Darkthrone's sound underwent an organic evolution beginning with Blaze, and thus, the album does not truly capture the band's quintessence: Transilvanian Hunger is their most recognizable album, and perhaps the one that best exemplifies their longstanding influence; Panzerfaust takes their necro sound to its furthest extreme. But there is no album in Darkthrone's catalog that is so immediate, so powerful, so timeless as Blaze. Never again was their sonic blend quite so diverse — in the album's commentary track, Fenriz happily points out influences ranging from W.A.S.P. to Diamanda Galas — while still presenting a unified voice.

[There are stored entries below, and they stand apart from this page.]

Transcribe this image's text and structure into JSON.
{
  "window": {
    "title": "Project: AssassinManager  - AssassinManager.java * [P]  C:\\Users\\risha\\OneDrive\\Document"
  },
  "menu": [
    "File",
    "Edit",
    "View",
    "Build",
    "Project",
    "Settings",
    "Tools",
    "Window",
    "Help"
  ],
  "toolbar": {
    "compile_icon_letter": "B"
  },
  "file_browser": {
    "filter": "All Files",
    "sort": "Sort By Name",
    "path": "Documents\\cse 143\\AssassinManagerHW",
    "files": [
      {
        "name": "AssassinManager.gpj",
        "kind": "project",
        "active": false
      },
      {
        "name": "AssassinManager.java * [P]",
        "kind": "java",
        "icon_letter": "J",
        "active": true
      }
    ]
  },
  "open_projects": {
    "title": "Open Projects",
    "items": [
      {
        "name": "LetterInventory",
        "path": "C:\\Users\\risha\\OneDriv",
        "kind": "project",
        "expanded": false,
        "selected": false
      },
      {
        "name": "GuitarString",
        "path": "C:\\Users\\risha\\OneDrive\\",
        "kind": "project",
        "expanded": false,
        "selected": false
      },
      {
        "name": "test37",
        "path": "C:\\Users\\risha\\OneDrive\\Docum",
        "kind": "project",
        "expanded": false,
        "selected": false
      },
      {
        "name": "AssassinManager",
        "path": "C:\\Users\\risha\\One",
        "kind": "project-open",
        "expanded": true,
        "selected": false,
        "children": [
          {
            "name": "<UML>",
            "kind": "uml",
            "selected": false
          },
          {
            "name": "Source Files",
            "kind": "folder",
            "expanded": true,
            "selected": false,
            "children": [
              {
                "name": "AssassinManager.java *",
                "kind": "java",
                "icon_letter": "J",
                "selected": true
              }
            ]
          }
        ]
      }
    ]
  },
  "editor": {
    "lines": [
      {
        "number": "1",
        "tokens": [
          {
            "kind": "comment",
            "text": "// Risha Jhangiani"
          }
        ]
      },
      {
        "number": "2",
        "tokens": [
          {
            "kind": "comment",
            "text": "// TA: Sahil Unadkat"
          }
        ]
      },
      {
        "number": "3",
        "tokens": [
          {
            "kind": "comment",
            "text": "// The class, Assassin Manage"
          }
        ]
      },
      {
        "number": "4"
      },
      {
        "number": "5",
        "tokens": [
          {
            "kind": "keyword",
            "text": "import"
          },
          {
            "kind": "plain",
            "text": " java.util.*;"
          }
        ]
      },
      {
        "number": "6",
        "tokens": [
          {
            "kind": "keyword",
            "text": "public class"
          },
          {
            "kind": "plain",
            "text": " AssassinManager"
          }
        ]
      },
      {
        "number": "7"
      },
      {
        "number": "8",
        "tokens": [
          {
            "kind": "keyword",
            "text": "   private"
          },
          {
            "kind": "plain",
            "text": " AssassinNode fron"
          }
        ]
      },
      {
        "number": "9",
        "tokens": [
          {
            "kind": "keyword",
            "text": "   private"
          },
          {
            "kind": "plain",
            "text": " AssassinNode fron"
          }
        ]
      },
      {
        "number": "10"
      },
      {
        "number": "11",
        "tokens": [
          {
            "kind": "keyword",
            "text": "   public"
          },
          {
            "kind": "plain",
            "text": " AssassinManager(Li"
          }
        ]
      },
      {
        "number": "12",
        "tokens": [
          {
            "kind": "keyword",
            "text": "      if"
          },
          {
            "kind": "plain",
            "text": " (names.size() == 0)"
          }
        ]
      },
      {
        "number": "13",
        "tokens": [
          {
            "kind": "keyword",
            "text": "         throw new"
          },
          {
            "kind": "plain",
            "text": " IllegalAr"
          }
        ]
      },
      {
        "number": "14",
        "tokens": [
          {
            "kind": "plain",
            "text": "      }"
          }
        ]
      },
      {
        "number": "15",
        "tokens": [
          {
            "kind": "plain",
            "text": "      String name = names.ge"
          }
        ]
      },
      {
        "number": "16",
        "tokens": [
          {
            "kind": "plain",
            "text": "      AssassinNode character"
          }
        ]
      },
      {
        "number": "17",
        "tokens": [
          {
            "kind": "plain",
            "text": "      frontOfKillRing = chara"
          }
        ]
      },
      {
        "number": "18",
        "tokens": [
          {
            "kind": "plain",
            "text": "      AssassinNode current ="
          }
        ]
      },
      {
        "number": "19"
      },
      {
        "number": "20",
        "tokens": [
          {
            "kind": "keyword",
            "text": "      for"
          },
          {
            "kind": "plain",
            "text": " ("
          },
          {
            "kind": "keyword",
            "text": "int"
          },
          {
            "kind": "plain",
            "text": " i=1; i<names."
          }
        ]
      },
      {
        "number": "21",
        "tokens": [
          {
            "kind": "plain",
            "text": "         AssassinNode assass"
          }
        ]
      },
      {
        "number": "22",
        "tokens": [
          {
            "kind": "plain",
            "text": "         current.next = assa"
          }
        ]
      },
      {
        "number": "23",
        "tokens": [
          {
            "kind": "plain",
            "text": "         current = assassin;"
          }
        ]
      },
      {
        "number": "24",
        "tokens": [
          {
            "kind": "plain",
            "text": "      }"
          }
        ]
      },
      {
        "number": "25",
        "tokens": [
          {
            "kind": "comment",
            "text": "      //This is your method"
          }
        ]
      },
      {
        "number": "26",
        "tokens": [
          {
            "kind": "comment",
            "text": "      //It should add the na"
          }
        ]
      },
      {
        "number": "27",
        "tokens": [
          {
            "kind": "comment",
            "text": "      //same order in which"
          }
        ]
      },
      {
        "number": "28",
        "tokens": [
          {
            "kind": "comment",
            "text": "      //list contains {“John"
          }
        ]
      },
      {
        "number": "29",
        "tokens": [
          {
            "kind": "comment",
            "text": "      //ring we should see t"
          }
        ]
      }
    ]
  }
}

It's an album that could have been released in any of the last three decades and it would still sound equally fresh and relevant, even though it was an absolute shock to the metal community's collective system upon the time of its actual release. In that 1991 interview, conducted only days after the band had completed the recording of Blaze, where Fenriz was writing off death metal as a whole and Soulside Journey in particular, he said, "That was the old DARKTHRONE, we just finished our new BLACK METAL album. For us, our second album is the first."

In that instance, Fenriz's hyperbole has, in hindsight, come to seem like understatement. A Blaze In The Northern Sky truly is the first. And its descendants are legion.